«Questa è casa tua, questo è il tuo microfono, sono cresciuta con la tua televisione, il tuo giornalismo, il tuo modo di stare in scena, il tuo stile, il tuo tono, la tua voce». Da giorni ormai la presenza di Michele Santoro è una sorta di affannosa attesa neanche fosse Babbo Natale pronto a calarsi nel camino. E c’è da dire che il faccione del grandioso giornalista che ha fatto del suo stesso nome uno stile da imitare è tornato prepotentemente non con un programma ma con il semplice quanto canonico giro di valzer della presentazione che si ripete puntuale per tutti all’uscita di un nuovo libro.
Ma l’emozione palpabile, la gratitudine e quel senso soffuso di sudditanza che trapela al suo ingresso negli studi (scelti con la precisione chirurgica di chi tende a non trascurarne nessuno) causa uno strano effetto, sino a ora perlopiù inedito: quello del confronto impietoso, a cui gli stessi giornalisti ospitanti tendono a sottostare.
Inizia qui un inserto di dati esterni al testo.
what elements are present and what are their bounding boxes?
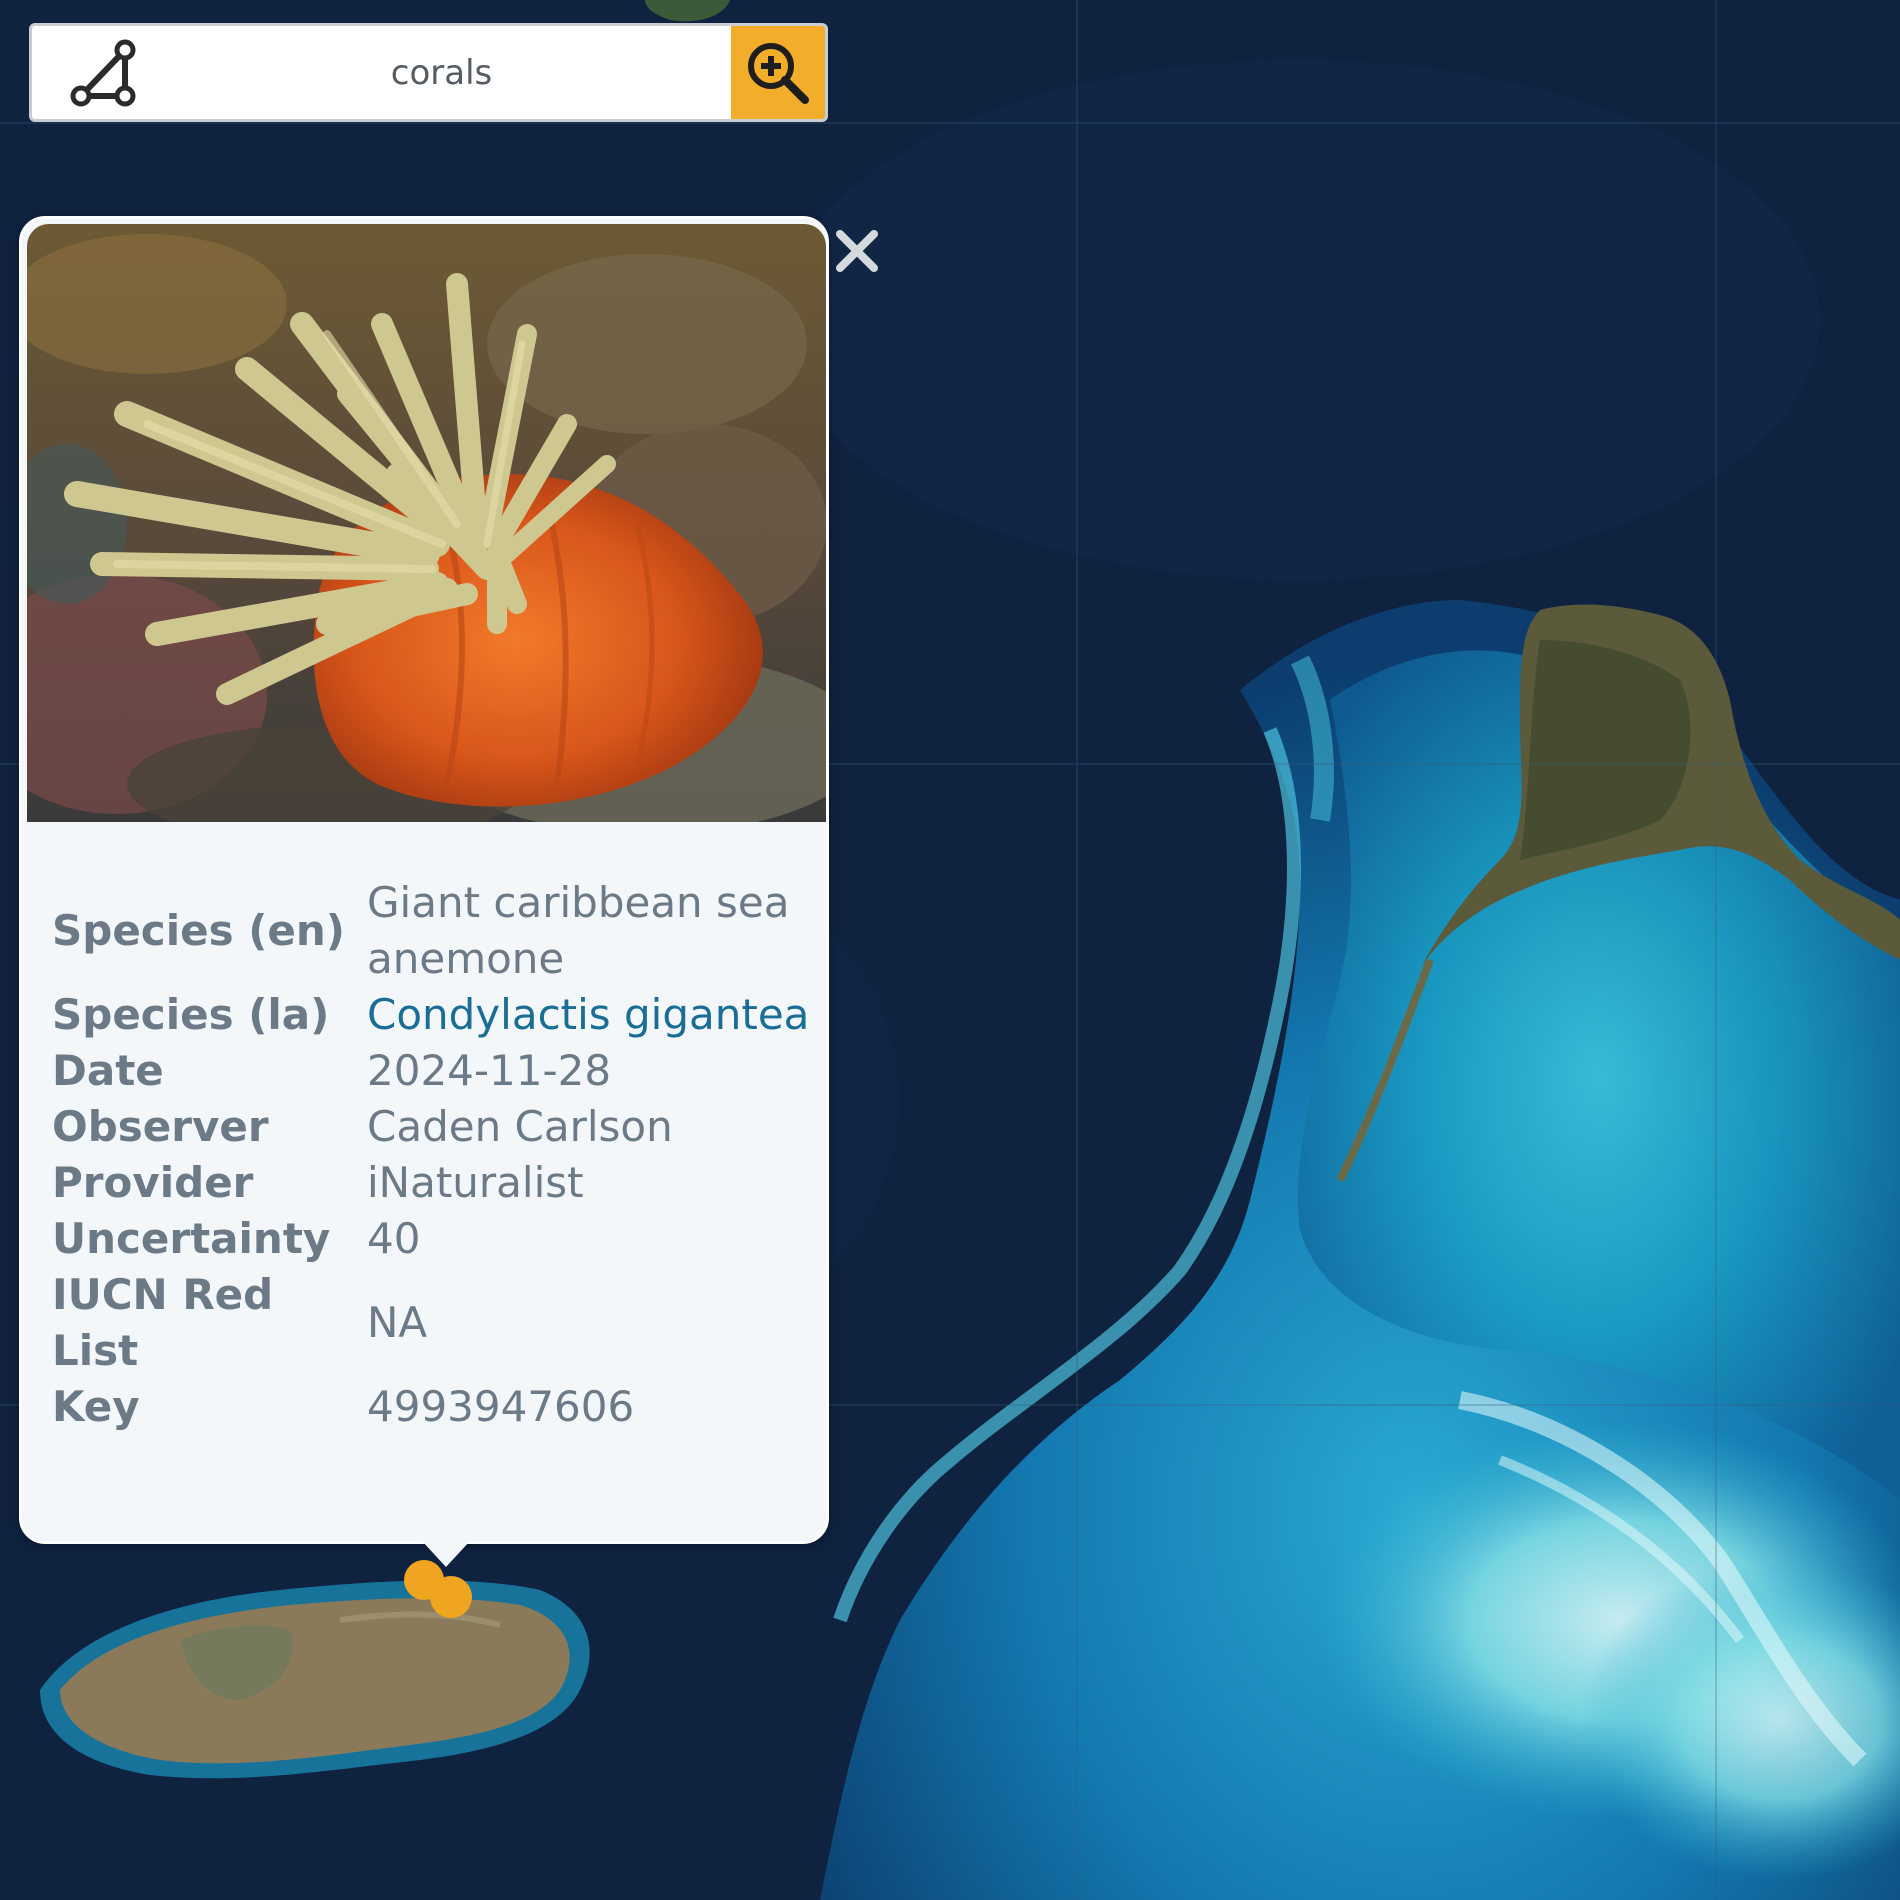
label-iucn: IUCN Red List [52,1270,274,1375]
close-popup-button[interactable] [832,226,882,276]
value-key: 4993947606 [367,1382,635,1431]
label-uncertainty: Uncertainty [52,1214,331,1263]
search-input[interactable] [172,26,731,119]
label-key: Key [52,1382,140,1431]
polygon-draw-icon [70,39,136,106]
row-iucn: IUCN Red List NA [52,1267,812,1379]
species-latin-link[interactable]: Condylactis gigantea [367,987,812,1043]
row-observer: Observer Caden Carlson [52,1099,812,1155]
row-species-en: Species (en) Giant caribbean sea anemone [52,875,812,987]
value-uncertainty: 40 [367,1214,421,1263]
search-button[interactable] [731,26,825,119]
observation-details: Species (en) Giant caribbean sea anemone… [52,875,812,1435]
row-uncertainty: Uncertainty 40 [52,1211,812,1267]
observation-marker[interactable] [430,1576,472,1618]
label-provider: Provider [52,1158,254,1207]
label-species-la: Species (la) [52,990,330,1039]
close-icon [836,230,878,272]
popup-pointer [422,1541,470,1567]
sea-anemone-photo [27,224,826,822]
zoom-in-search-icon [748,42,809,104]
label-date: Date [52,1046,164,1095]
row-key: Key 4993947606 [52,1379,812,1435]
row-date: Date 2024-11-28 [52,1043,812,1099]
observation-popup: Species (en) Giant caribbean sea anemone… [19,216,829,1567]
value-species-en: Giant caribbean sea anemone [367,878,790,983]
search-bar [29,23,828,122]
value-observer: Caden Carlson [367,1102,673,1151]
value-date: 2024-11-28 [367,1046,612,1095]
row-provider: Provider iNaturalist [52,1155,812,1211]
row-species-la: Species (la) Condylactis gigantea [52,987,812,1043]
label-species-en: Species (en) [52,906,345,955]
species-photo[interactable] [27,224,826,822]
label-observer: Observer [52,1102,269,1151]
value-provider: iNaturalist [367,1158,584,1207]
draw-polygon-button[interactable] [32,26,172,119]
value-iucn: NA [367,1298,428,1347]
In sintesi, è come se al solo apparire della testa canuta di Santoro, il senso di inadeguatezza saltasse fuori come un coniglio dal cilindro del mago.
Così mentre il santo Santoro viene portato in processione al coro di «L’informazione fa schifo, nessuno è capace di uscire dal conformismo in tv, gli approfondimenti non esistono, sono scomparsi, in Rai si fa solo cronaca, non c’è dissenso, manca qualcuno che spezzi la cortina di fumo, quando c’ero io» e altri delicati macigni scagliati contro colleghi e dirigenti con la precisione del “dove colgo colgo” la risposta sui piccoli video del piccolo schermo è sostanzialmente solo quella del capo abbassato.
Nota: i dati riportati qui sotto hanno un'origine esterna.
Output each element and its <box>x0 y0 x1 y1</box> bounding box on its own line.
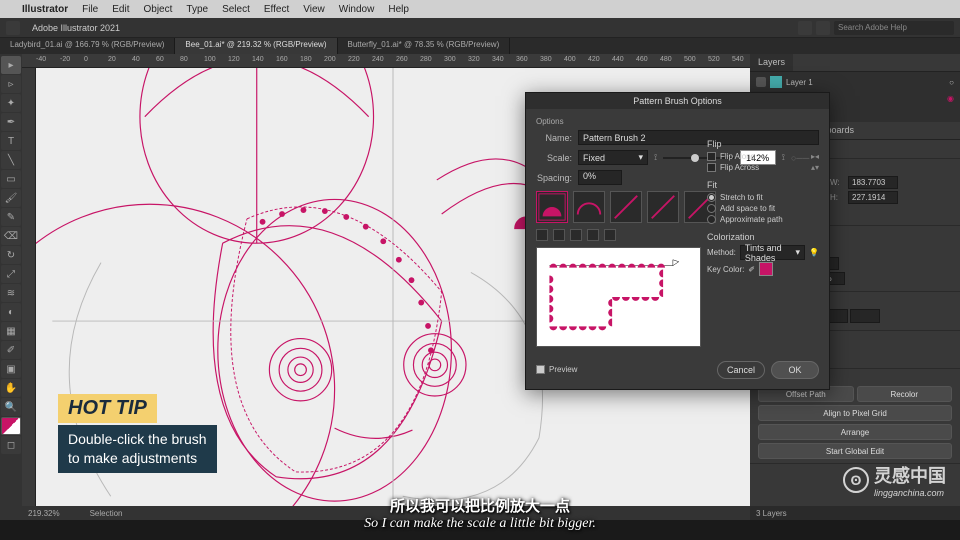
tile-opt-icon[interactable] <box>570 229 582 241</box>
pen-tool[interactable]: ✒ <box>1 113 21 131</box>
ruler-vertical <box>22 68 36 506</box>
fit-addspace-radio[interactable]: Add space to fit <box>707 204 819 213</box>
app-name[interactable]: Illustrator <box>22 4 68 15</box>
tile-opt-icon[interactable] <box>553 229 565 241</box>
flip-along-checkbox[interactable]: Flip Along▸◂ <box>707 152 819 161</box>
menubar: Illustrator File Edit Object Type Select… <box>0 0 960 18</box>
menu-view[interactable]: View <box>303 4 325 15</box>
menu-select[interactable]: Select <box>222 4 250 15</box>
fill-stroke-swap[interactable] <box>1 417 21 435</box>
fit-title: Fit <box>707 180 819 190</box>
menu-type[interactable]: Type <box>186 4 208 15</box>
eyedropper-icon[interactable]: ✐ <box>748 265 755 274</box>
colorization-title: Colorization <box>707 232 819 242</box>
hot-tip-badge: HOT TIP <box>58 394 157 423</box>
scale-mode-select[interactable]: Fixed▾ <box>578 150 648 165</box>
hand-tool[interactable]: ✋ <box>1 379 21 397</box>
rotate-tool[interactable]: ↻ <box>1 246 21 264</box>
artboard-tool[interactable]: ▣ <box>1 360 21 378</box>
cancel-button[interactable]: Cancel <box>717 361 765 379</box>
tile-opt-icon[interactable] <box>604 229 616 241</box>
width-tool[interactable]: ≋ <box>1 284 21 302</box>
direct-select-tool[interactable]: ▹ <box>1 75 21 93</box>
tab-layers[interactable]: Layers <box>750 54 793 71</box>
menu-object[interactable]: Object <box>143 4 172 15</box>
toolbox: ▸ ▹ ✦ ✒ T ╲ ▭ 🖌 ✎ ⌫ ↻ ⤢ ≋ ◐ ▦ ✐ ▣ ✋ 🔍 ◻ <box>0 54 22 520</box>
tile-side[interactable] <box>573 191 605 223</box>
home-icon[interactable] <box>6 21 20 35</box>
tile-outer-corner[interactable] <box>536 191 568 223</box>
layers-count: 3 Layers <box>750 506 960 520</box>
menu-file[interactable]: File <box>82 4 98 15</box>
arrange-button[interactable]: Arrange <box>758 424 952 440</box>
zoom-tool[interactable]: 🔍 <box>1 398 21 416</box>
align-pixel-button[interactable]: Align to Pixel Grid <box>758 405 952 421</box>
dialog-title[interactable]: Pattern Brush Options <box>526 93 829 109</box>
app-topbar: Adobe Illustrator 2021 Search Adobe Help <box>0 18 960 38</box>
rect-tool[interactable]: ▭ <box>1 170 21 188</box>
shape-builder-tool[interactable]: ◐ <box>1 303 21 321</box>
tile-start[interactable] <box>647 191 679 223</box>
share-icon[interactable] <box>798 21 812 35</box>
transform-h[interactable]: 227.1914 <box>848 191 898 204</box>
global-edit-button[interactable]: Start Global Edit <box>758 443 952 459</box>
eyedropper-tool[interactable]: ✐ <box>1 341 21 359</box>
brush-preview-box <box>536 247 701 347</box>
fit-approx-radio[interactable]: Approximate path <box>707 215 819 224</box>
arrange-icon[interactable] <box>816 21 830 35</box>
screen-mode[interactable]: ◻ <box>1 436 21 454</box>
brush-tool[interactable]: 🖌 <box>1 189 21 207</box>
help-search[interactable]: Search Adobe Help <box>834 21 954 35</box>
tab-ladybird[interactable]: Ladybird_01.ai @ 166.79 % (RGB/Preview) <box>0 38 175 54</box>
pencil-tool[interactable]: ✎ <box>1 208 21 226</box>
eraser-tool[interactable]: ⌫ <box>1 227 21 245</box>
recolor-button[interactable]: Recolor <box>857 386 953 402</box>
type-tool[interactable]: T <box>1 132 21 150</box>
tab-butterfly[interactable]: Butterfly_01.ai* @ 78.35 % (RGB/Preview) <box>338 38 511 54</box>
doc-tabs: Ladybird_01.ai @ 166.79 % (RGB/Preview) … <box>0 38 960 54</box>
key-color-swatch[interactable] <box>759 262 773 276</box>
zoom-level[interactable]: 219.32% <box>28 509 60 518</box>
hot-tip-overlay: HOT TIP Double-click the brushto make ad… <box>58 394 217 473</box>
status-tool: Selection <box>90 509 123 518</box>
fit-stretch-radio[interactable]: Stretch to fit <box>707 193 819 202</box>
flip-across-checkbox[interactable]: Flip Across▴▾ <box>707 163 819 172</box>
tab-bee[interactable]: Bee_01.ai* @ 219.32 % (RGB/Preview) <box>175 38 337 54</box>
layer-name[interactable]: Layer 1 <box>786 78 813 87</box>
window-title: Adobe Illustrator 2021 <box>32 23 120 33</box>
gradient-tool[interactable]: ▦ <box>1 322 21 340</box>
menu-edit[interactable]: Edit <box>112 4 129 15</box>
ruler-horizontal: -40-200204060801001201401601802002202402… <box>22 54 750 68</box>
spacing-input[interactable]: 0% <box>578 170 622 185</box>
colorization-method-select[interactable]: Tints and Shades▾ <box>740 245 805 260</box>
ok-button[interactable]: OK <box>771 361 819 379</box>
tile-opt-icon[interactable] <box>536 229 548 241</box>
tip-icon[interactable]: 💡 <box>809 248 819 257</box>
preview-checkbox[interactable]: Preview <box>536 365 577 374</box>
selection-tool[interactable]: ▸ <box>1 56 21 74</box>
tile-opt-icon[interactable] <box>587 229 599 241</box>
hot-tip-text: Double-click the brushto make adjustment… <box>58 425 217 473</box>
brush-slot[interactable] <box>850 309 880 323</box>
scale-tool[interactable]: ⤢ <box>1 265 21 283</box>
pattern-brush-dialog: Pattern Brush Options Options Name: Scal… <box>525 92 830 390</box>
options-group: Options <box>536 117 819 126</box>
flip-title: Flip <box>707 139 819 149</box>
visibility-icon[interactable] <box>756 77 766 87</box>
menu-window[interactable]: Window <box>339 4 375 15</box>
menu-help[interactable]: Help <box>388 4 409 15</box>
statusbar: 219.32% Selection <box>22 506 750 520</box>
transform-w[interactable]: 183.7703 <box>848 176 898 189</box>
line-tool[interactable]: ╲ <box>1 151 21 169</box>
wand-tool[interactable]: ✦ <box>1 94 21 112</box>
menu-effect[interactable]: Effect <box>264 4 289 15</box>
tile-inner-corner[interactable] <box>610 191 642 223</box>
Perché se lo dice Michele l’intenditore, come ricorderanno gli ormai anziani fan della saga pubblicitaria del whisky poi rivisitata da “Avanzi”, ci si può fidare a prescindere, e non sollevare alcuno scudo quando punta il dito contro la divisa di Figliuolo che «sembra stia andando in Afghanistan», che «Rai Tre non esiste più», e che si accettano programmi che fanno l’1 per cento.
Tutto vero, tutto giusto. E inevitabile quindi che gonfi il petto con quel filo di presunzione che lo accompagna da sempre, vedendo i sorrisi estatici di chi, da Gruber a Giletti, da Vespa a Mentana, si sente illuminato dal Maestro alla prima svirgolata di enfasi. Insomma, una resa incondizionata dove il buon Santoro, che manca dalla televisione da un paio d’anni dopo il non esaltante risultato di “M”, si sente pronto a tornare, perché, dice, ha ancora tante cose da dire. Così è un attimo che si passi dall’effetto “Oui, la tv c’est moi” di Luigi XIV al “Perché io so’ io e voi nun siete un ...” del Marchese del Grillo.